PowerGen set to reward investors with share buyback

PowerGen is today expected to announce plans to reward investors with a share buyback following the pounds 353m disposal yesterday of its 21 per cent stake in Midlands Electricity to the two US utilities buying the company.

The generator, whose own bid for Midlands was controversially blocked by the President of the Board of Trade, Ian Lang, three weeks ago, is also expected to confirm that it has decided not to seek a judicial review of the decision.

PowerGen has the authority to buy back up to 10 per cent of its share capital - a move that would cost just under pounds 400m. The market had been expecting the company to set out how it planned to benefit shareholders following the collapse of the bid for Midlands and had pencilled in a buyback, special dividend or accelerated dividend policy.

Today's announcement is also expected to contain news of an acceleration in PowerGen's dividend policy and will coincide with the publication of the company's 1995 results which have been brought forward by a week.

The market is looking for pre-tax profits of between pounds 580m and pounds 605m and a further cut in dividend cover.
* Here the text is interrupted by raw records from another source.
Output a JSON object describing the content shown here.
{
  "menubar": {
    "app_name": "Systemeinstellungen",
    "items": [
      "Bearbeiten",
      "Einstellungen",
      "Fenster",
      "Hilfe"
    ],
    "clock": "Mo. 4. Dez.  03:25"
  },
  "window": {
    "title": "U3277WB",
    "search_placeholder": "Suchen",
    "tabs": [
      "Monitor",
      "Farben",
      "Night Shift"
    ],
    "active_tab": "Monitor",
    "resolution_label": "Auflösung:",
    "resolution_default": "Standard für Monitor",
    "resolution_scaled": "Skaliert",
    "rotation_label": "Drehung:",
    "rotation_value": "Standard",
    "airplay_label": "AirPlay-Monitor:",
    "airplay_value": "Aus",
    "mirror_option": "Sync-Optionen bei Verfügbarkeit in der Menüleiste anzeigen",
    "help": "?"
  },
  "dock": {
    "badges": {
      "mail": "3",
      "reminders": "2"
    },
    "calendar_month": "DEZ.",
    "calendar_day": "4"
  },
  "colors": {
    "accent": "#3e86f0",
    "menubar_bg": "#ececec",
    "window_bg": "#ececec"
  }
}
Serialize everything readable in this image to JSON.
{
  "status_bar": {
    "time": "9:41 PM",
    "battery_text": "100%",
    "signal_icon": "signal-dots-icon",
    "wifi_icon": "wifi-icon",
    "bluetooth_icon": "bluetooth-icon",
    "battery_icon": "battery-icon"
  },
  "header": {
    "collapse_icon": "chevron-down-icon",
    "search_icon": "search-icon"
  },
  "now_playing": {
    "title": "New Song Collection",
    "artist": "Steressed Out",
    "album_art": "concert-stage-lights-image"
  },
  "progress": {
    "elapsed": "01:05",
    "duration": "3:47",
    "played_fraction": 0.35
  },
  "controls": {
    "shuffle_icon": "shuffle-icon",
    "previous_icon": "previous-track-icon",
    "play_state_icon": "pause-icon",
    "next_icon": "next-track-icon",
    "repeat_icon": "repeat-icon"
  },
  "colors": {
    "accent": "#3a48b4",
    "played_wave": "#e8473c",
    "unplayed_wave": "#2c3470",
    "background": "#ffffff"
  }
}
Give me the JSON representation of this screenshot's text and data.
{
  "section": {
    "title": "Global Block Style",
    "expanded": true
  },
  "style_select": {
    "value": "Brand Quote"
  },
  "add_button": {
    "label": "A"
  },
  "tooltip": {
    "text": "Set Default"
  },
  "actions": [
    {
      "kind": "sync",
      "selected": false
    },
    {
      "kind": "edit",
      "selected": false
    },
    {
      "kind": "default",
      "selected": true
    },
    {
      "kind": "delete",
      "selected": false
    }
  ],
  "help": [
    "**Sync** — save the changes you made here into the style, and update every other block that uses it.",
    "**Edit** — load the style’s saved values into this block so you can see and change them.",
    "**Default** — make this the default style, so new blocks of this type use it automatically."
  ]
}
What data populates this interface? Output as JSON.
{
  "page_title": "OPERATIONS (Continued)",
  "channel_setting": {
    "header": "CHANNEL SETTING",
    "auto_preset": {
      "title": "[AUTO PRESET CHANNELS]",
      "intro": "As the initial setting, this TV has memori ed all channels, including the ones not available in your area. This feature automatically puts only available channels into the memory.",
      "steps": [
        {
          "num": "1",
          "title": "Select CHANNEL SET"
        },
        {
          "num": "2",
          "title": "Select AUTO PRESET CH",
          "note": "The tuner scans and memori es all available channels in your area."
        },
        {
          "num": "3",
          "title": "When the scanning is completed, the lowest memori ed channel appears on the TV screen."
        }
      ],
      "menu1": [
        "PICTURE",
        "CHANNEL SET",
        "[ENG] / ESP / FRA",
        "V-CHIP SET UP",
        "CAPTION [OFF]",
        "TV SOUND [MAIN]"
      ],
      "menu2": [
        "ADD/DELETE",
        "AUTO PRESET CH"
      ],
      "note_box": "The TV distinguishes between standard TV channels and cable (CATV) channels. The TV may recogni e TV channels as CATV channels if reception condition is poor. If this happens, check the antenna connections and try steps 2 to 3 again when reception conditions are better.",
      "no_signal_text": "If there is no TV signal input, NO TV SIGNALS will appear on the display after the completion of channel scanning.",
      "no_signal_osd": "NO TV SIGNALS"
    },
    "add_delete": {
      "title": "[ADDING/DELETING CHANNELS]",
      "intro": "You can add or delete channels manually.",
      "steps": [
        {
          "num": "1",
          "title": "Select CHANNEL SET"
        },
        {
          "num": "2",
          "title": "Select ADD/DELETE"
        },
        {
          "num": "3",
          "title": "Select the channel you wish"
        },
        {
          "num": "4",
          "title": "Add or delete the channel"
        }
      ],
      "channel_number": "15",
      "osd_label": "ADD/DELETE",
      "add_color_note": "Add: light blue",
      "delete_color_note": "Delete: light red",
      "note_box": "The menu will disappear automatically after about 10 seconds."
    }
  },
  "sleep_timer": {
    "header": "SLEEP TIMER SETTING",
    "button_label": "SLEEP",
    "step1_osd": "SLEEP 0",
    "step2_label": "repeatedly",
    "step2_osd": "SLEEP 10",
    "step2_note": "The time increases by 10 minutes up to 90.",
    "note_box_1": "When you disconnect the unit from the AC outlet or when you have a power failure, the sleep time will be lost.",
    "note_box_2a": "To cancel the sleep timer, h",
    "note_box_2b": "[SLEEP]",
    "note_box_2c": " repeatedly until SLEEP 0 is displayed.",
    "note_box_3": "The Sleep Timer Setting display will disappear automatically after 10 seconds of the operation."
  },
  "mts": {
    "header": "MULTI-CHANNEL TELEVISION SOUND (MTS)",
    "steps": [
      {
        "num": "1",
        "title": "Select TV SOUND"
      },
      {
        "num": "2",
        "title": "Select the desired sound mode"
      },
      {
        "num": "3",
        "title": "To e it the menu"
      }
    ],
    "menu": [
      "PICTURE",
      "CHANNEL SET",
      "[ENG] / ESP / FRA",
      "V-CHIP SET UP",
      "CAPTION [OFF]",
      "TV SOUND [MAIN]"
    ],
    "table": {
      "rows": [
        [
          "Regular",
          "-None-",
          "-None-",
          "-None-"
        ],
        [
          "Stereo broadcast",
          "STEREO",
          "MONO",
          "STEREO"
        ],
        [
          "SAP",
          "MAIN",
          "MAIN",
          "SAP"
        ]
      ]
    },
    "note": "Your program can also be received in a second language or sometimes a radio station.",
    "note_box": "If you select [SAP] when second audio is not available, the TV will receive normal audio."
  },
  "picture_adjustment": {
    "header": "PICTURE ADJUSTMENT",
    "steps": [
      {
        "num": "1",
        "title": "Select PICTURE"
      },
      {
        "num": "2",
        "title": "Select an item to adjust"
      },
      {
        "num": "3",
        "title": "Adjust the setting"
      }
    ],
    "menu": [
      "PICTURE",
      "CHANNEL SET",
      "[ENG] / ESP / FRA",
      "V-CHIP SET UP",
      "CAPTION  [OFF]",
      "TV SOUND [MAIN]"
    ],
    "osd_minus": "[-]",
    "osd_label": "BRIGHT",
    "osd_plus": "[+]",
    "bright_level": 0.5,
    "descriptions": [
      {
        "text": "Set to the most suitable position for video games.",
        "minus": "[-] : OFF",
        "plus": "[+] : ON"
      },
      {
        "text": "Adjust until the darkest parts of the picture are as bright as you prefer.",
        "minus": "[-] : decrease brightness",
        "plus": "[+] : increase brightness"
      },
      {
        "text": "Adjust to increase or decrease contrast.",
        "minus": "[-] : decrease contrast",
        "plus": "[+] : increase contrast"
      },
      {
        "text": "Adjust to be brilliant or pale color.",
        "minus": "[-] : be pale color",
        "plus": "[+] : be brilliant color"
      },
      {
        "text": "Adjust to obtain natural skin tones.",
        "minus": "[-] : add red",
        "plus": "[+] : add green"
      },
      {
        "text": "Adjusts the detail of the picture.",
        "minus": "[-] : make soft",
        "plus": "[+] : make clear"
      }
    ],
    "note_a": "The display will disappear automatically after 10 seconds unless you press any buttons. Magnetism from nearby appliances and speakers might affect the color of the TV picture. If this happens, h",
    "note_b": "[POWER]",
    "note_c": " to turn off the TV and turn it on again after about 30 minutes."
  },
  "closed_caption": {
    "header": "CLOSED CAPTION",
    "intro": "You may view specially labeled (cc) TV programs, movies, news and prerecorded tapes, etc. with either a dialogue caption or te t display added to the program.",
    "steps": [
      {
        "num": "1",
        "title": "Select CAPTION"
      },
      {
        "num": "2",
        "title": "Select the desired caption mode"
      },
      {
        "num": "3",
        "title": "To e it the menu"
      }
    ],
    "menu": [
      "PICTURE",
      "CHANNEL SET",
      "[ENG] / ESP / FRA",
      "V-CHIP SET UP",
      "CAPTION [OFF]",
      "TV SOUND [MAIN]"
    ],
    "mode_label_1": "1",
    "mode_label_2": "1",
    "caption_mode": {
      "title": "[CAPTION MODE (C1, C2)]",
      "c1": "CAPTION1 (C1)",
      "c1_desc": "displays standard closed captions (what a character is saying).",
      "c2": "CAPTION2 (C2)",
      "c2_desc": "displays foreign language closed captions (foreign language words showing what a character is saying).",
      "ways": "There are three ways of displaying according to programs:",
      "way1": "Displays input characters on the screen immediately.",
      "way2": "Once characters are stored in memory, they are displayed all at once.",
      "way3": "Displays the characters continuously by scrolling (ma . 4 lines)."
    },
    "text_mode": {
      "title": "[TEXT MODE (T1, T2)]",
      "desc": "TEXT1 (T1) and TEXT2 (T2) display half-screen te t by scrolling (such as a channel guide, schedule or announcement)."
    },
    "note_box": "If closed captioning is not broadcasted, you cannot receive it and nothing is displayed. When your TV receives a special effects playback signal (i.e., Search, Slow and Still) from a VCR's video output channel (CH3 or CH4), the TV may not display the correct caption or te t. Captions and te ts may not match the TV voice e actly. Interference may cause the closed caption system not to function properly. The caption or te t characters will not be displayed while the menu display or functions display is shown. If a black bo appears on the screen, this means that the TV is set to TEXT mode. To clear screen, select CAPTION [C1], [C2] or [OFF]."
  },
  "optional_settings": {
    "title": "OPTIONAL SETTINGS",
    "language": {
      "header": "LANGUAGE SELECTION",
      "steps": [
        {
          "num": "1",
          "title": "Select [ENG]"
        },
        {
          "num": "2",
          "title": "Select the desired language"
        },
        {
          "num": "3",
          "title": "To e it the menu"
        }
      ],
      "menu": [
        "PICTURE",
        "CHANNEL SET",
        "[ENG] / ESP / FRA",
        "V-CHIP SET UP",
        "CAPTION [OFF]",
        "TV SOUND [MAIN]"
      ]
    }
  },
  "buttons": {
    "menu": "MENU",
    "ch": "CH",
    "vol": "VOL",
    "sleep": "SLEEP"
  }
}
Last year the dividend was covered 3.3 times by earnings and PowerGen said its intention was to reduce cover to between 2.5 and 2.7 times "in the coming years". Analysts are hopeful that PowerGen will be able to reduce cover at a quicker rate than indicated.

The timing and size of a share buyback will depend on market conditions and price, and is not expected to take place immediately.

The sale of the Midlands stake will net PowerGen a profit of pounds 69m and raise the holding of Avon Energy Partners - a joint venture between General Public Utilities and Cinergy - to just under 29 per cent.

This removes the threat of a rival stepping in and buying up PowerGen's stake to mount a contested bid. A spokesman for the two US utilities welcomed the move which makes it almost certain that the pounds 1.7bn offer - which is already agreed - will go through successfully.

PowerGen's legal advice appears to have been that it had a strong and credible but not overwhelming case for a judicial review of the Lang decision. However, when the American bid materialised at a price which PowerGen would not have been prepared to match even if the courts had ruled in its favour, it felt it had little option but to sell its stake.

Proceeding with a judicial review in those circumstances would, it appears, have stretched credibility. There is unlikely to be any firm news today, however, on whether or not PowerGen will go ahead with the pounds 370m sale of two power stations to the Hanson-owned Eastern Energy.

PowerGen put the plant disposal on hold when its bid for Midlands was blocked, fearing that otherwise it would be facing increased competition in the generating market at the same time as being held back from competing in supply.

Ed Wallis, PowerGen's chairman, is expected to argue that it does not yet have the regulatory certainty it would like in return for disposing of the plant - a move that would reduce earnings by 2 to 3 per cent.

The electricity regulator, Professor Stephen Littlechild, has warned that he may refer PowerGen to the Monopolies and Merger Commission if the plant disposal does not go ahead.

National Power, whose bid for Southern Electric was also blocked by Mr Lang, is expected to announce a shareholder incentive package when it produces its annual results later this month.

There had been speculation that it could reward investors with a package of special dividends, share-buy backs and enhanced dividends worth up to pounds 2bn.

However, the decision of Mr Lang to retain the Government's golden shares in the two generators, making them bid-proof, has reduced the need to maintain shareholder loyalty with exorbitant payouts.